I’m in the middle of reading the autobiography (written with help) of recording engineer and producer Geoff Emerick — Here, There and Everywhere: My Life Recording the Music of THE BEATLES. This is an excellent, excellent book, a great read, and it’s enormously, vastly better than George Martin’s All You Need Is Ears.
Emerick’s vivid accounts of the Beatles’ recording sessions make a perfect companion to the superb — but highly technical — reference text, RTB Book — Recording the Beatles, by Kevin Ryan and Brian Kehew. He tells many stories that others have told in ways that were either exaggerated, off-the-mark, or incomplete. For example, Emerick has the best account I’ve read of why Ringo was pulled after the first take of “Love Me Do.”
Ringo was having difficulty maintaining a steady beat, and Paul was starting to get annoyed with him. George Martin did his best to prop them up over this talkback mic, but in his private conversations with Norman [Smith], he criticized the unsteady drumming.
Another interesting moment was when Emerick met Brian Epstein for the first time.
Friendly though he was, Brian struck me as a bit odd. He was a quiet man, obviously upper class. He didn’t come to many sessions, but he was always very polite to me when he did; however, I always got the impression that the Beatles didn’t like having him around.
Despite Epstein’s importance to the success of The Beatles, they felt the recording studio was their domain, and Epstein didn’t belong there. Also, Epstein was gay, and from what I’ve read elsewhere, at that time The Beatles weren’t comfortable with his lifestyle.

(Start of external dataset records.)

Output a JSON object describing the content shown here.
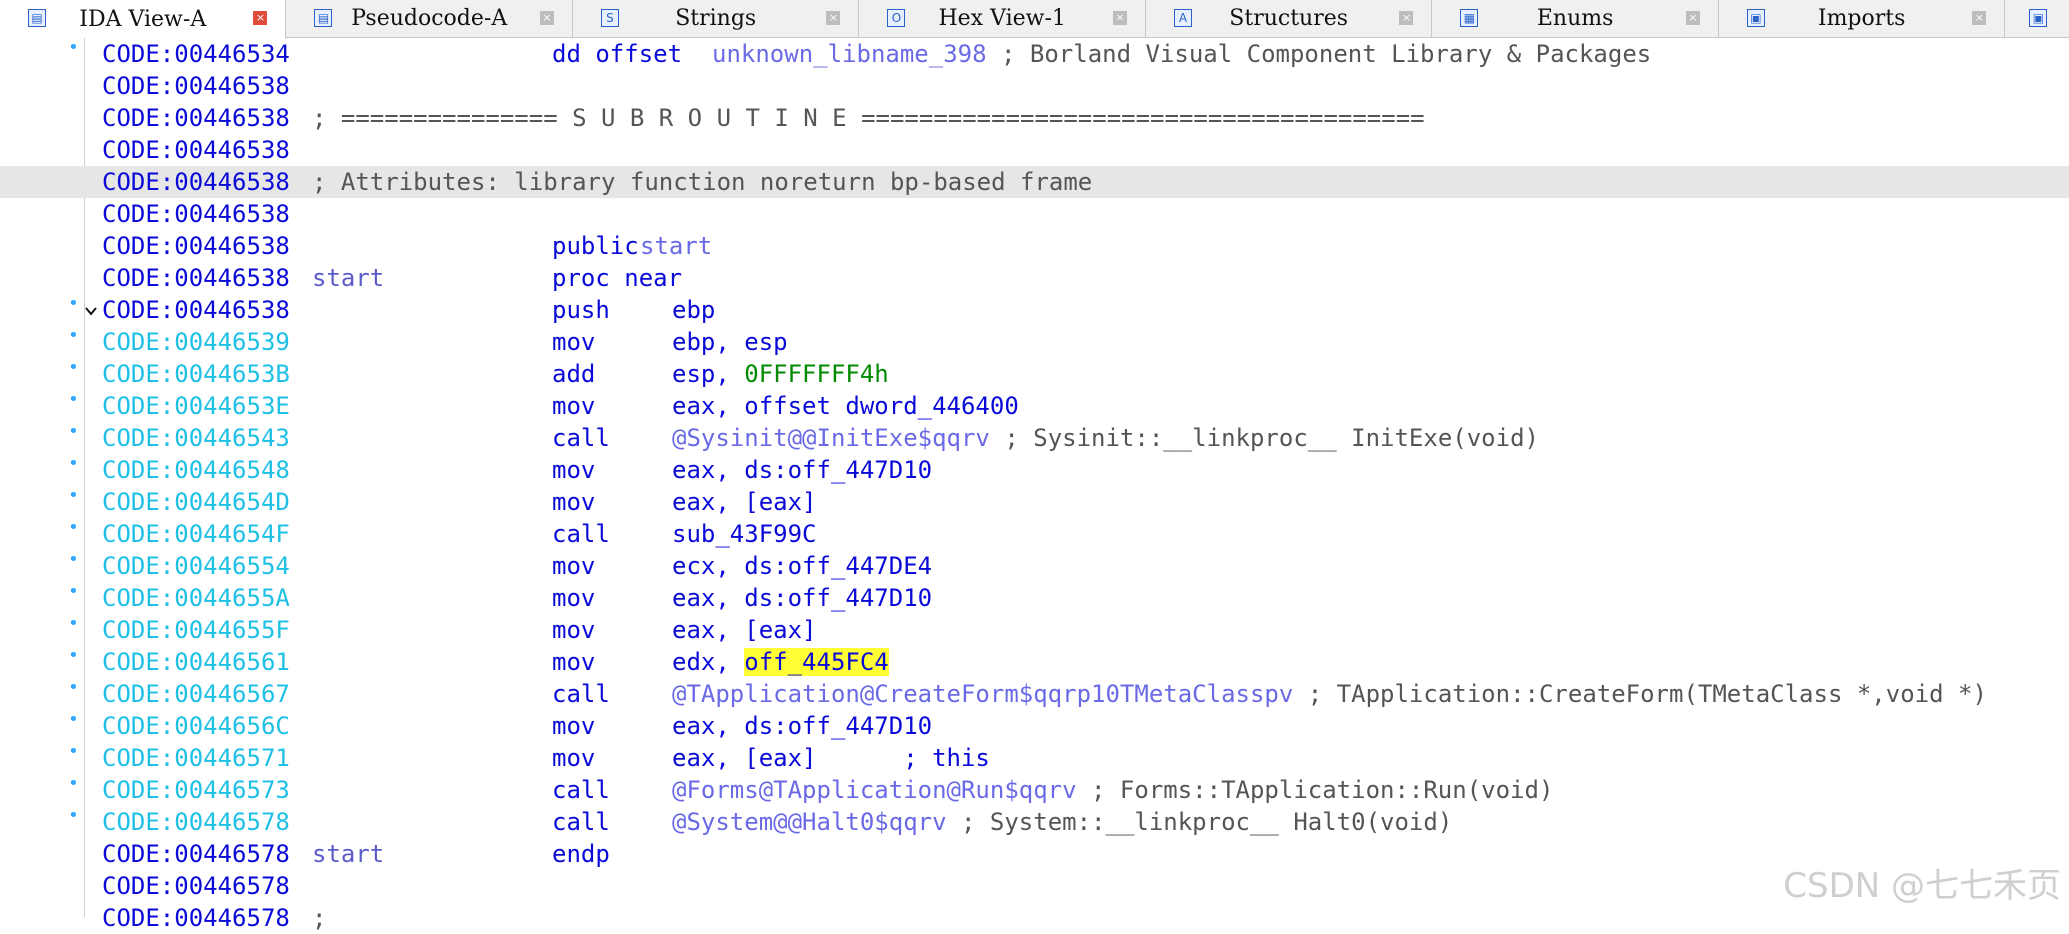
{
  "tabs": [
    {
      "label": "IDA View-A",
      "icon": "ida-view-icon",
      "glyph": "▤",
      "active": true
    },
    {
      "label": "Pseudocode-A",
      "icon": "pseudocode-icon",
      "glyph": "▤",
      "active": false
    },
    {
      "label": "Strings",
      "icon": "strings-icon",
      "glyph": "S",
      "active": false
    },
    {
      "label": "Hex View-1",
      "icon": "hex-view-icon",
      "glyph": "O",
      "active": false
    },
    {
      "label": "Structures",
      "icon": "structures-icon",
      "glyph": "A",
      "active": false
    },
    {
      "label": "Enums",
      "icon": "enums-icon",
      "glyph": "▦",
      "active": false
    },
    {
      "label": "Imports",
      "icon": "imports-icon",
      "glyph": "▣",
      "active": false
    }
  ],
  "tab_close_glyph": "×",
  "listing": {
    "lines": [
      {
        "addr": "CODE:00446534",
        "color": "code",
        "dot": true,
        "mnem": "dd offset",
        "ops": [
          {
            "t": "unknown_libname_398",
            "c": "name"
          },
          {
            "t": " ; Borland Visual Component Library & Packages",
            "c": "cmt"
          }
        ]
      },
      {
        "addr": "CODE:00446538",
        "color": "code"
      },
      {
        "addr": "CODE:00446538",
        "color": "code",
        "full": "; =============== S U B R O U T I N E ======================================="
      },
      {
        "addr": "CODE:00446538",
        "color": "code"
      },
      {
        "addr": "CODE:00446538",
        "color": "code",
        "hl": true,
        "full": "; Attributes: library function noreturn bp-based frame"
      },
      {
        "addr": "CODE:00446538",
        "color": "code"
      },
      {
        "addr": "CODE:00446538",
        "color": "code",
        "mnem": "public",
        "ops": [
          {
            "t": "start",
            "c": "name",
            "gap": true
          }
        ]
      },
      {
        "addr": "CODE:00446538",
        "color": "code",
        "label": "start",
        "mnem": "proc near"
      },
      {
        "addr": "CODE:00446538",
        "color": "code",
        "dot": true,
        "fold": true,
        "mnem": "push",
        "ops": [
          {
            "t": "ebp",
            "c": "op"
          }
        ]
      },
      {
        "addr": "CODE:00446539",
        "color": "cyan",
        "dot": true,
        "mnem": "mov",
        "ops": [
          {
            "t": "ebp, esp",
            "c": "op"
          }
        ]
      },
      {
        "addr": "CODE:0044653B",
        "color": "cyan",
        "dot": true,
        "mnem": "add",
        "ops": [
          {
            "t": "esp, ",
            "c": "op"
          },
          {
            "t": "0FFFFFFF4h",
            "c": "num"
          }
        ]
      },
      {
        "addr": "CODE:0044653E",
        "color": "cyan",
        "dot": true,
        "mnem": "mov",
        "ops": [
          {
            "t": "eax, offset dword_446400",
            "c": "op"
          }
        ]
      },
      {
        "addr": "CODE:00446543",
        "color": "cyan",
        "dot": true,
        "mnem": "call",
        "ops": [
          {
            "t": "@Sysinit@@InitExe$qqrv",
            "c": "sym"
          },
          {
            "t": " ; Sysinit::__linkproc__ InitExe(void)",
            "c": "cmt"
          }
        ]
      },
      {
        "addr": "CODE:00446548",
        "color": "cyan",
        "dot": true,
        "mnem": "mov",
        "ops": [
          {
            "t": "eax, ds:off_447D10",
            "c": "op"
          }
        ]
      },
      {
        "addr": "CODE:0044654D",
        "color": "cyan",
        "dot": true,
        "mnem": "mov",
        "ops": [
          {
            "t": "eax, [eax]",
            "c": "op"
          }
        ]
      },
      {
        "addr": "CODE:0044654F",
        "color": "cyan",
        "dot": true,
        "mnem": "call",
        "ops": [
          {
            "t": "sub_43F99C",
            "c": "op"
          }
        ]
      },
      {
        "addr": "CODE:00446554",
        "color": "cyan",
        "dot": true,
        "mnem": "mov",
        "ops": [
          {
            "t": "ecx, ds:off_447DE4",
            "c": "op"
          }
        ]
      },
      {
        "addr": "CODE:0044655A",
        "color": "cyan",
        "dot": true,
        "mnem": "mov",
        "ops": [
          {
            "t": "eax, ds:off_447D10",
            "c": "op"
          }
        ]
      },
      {
        "addr": "CODE:0044655F",
        "color": "cyan",
        "dot": true,
        "mnem": "mov",
        "ops": [
          {
            "t": "eax, [eax]",
            "c": "op"
          }
        ]
      },
      {
        "addr": "CODE:00446561",
        "color": "cyan",
        "dot": true,
        "mnem": "mov",
        "ops": [
          {
            "t": "edx, ",
            "c": "op"
          },
          {
            "t": "off_445FC4",
            "c": "hl"
          }
        ]
      },
      {
        "addr": "CODE:00446567",
        "color": "cyan",
        "dot": true,
        "mnem": "call",
        "ops": [
          {
            "t": "@TApplication@CreateForm$qqrp10TMetaClasspv",
            "c": "sym"
          },
          {
            "t": " ; TApplication::CreateForm(TMetaClass *,void *)",
            "c": "cmt"
          }
        ]
      },
      {
        "addr": "CODE:0044656C",
        "color": "cyan",
        "dot": true,
        "mnem": "mov",
        "ops": [
          {
            "t": "eax, ds:off_447D10",
            "c": "op"
          }
        ]
      },
      {
        "addr": "CODE:00446571",
        "color": "cyan",
        "dot": true,
        "mnem": "mov",
        "ops": [
          {
            "t": "eax, [eax]      ; this",
            "c": "op"
          }
        ]
      },
      {
        "addr": "CODE:00446573",
        "color": "cyan",
        "dot": true,
        "mnem": "call",
        "ops": [
          {
            "t": "@Forms@TApplication@Run$qqrv",
            "c": "sym"
          },
          {
            "t": " ; Forms::TApplication::Run(void)",
            "c": "cmt"
          }
        ]
      },
      {
        "addr": "CODE:00446578",
        "color": "cyan",
        "dot": true,
        "mnem": "call",
        "ops": [
          {
            "t": "@System@@Halt0$qqrv",
            "c": "sym"
          },
          {
            "t": " ; System::__linkproc__ Halt0(void)",
            "c": "cmt"
          }
        ]
      },
      {
        "addr": "CODE:00446578",
        "color": "code",
        "label": "start",
        "mnem": "endp"
      },
      {
        "addr": "CODE:00446578",
        "color": "code"
      },
      {
        "addr": "CODE:00446578",
        "color": "code",
        "full": ";"
      }
    ]
  },
  "watermark": "CSDN @七七禾页",
  "colors": {
    "code": "#0a0ad8",
    "cyan": "#1ec0e6",
    "name": "#6a6ae6",
    "num": "#008a00",
    "comment": "#555555",
    "highlight": "#ffff33"
  }
}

Emerick loves to describe the various recording tricks that were employed to give The Beatles’ records their distinctive sound. And unlike the RTB book, his explanations aren’t technical. In the spirit of audio experimentation, I recommend checking out a link on the WFMU blog, where the entire Beatles album catalog has been compressed into one hour. You may find yourself getting bored quickly with that, so I suggest listening to the time-compressed songs that have been slowed down. EMI/Capitol may not appreciate these mashed-up recordings, but they’re exactly the sort of playing around that The Beatles loved to do in the studio.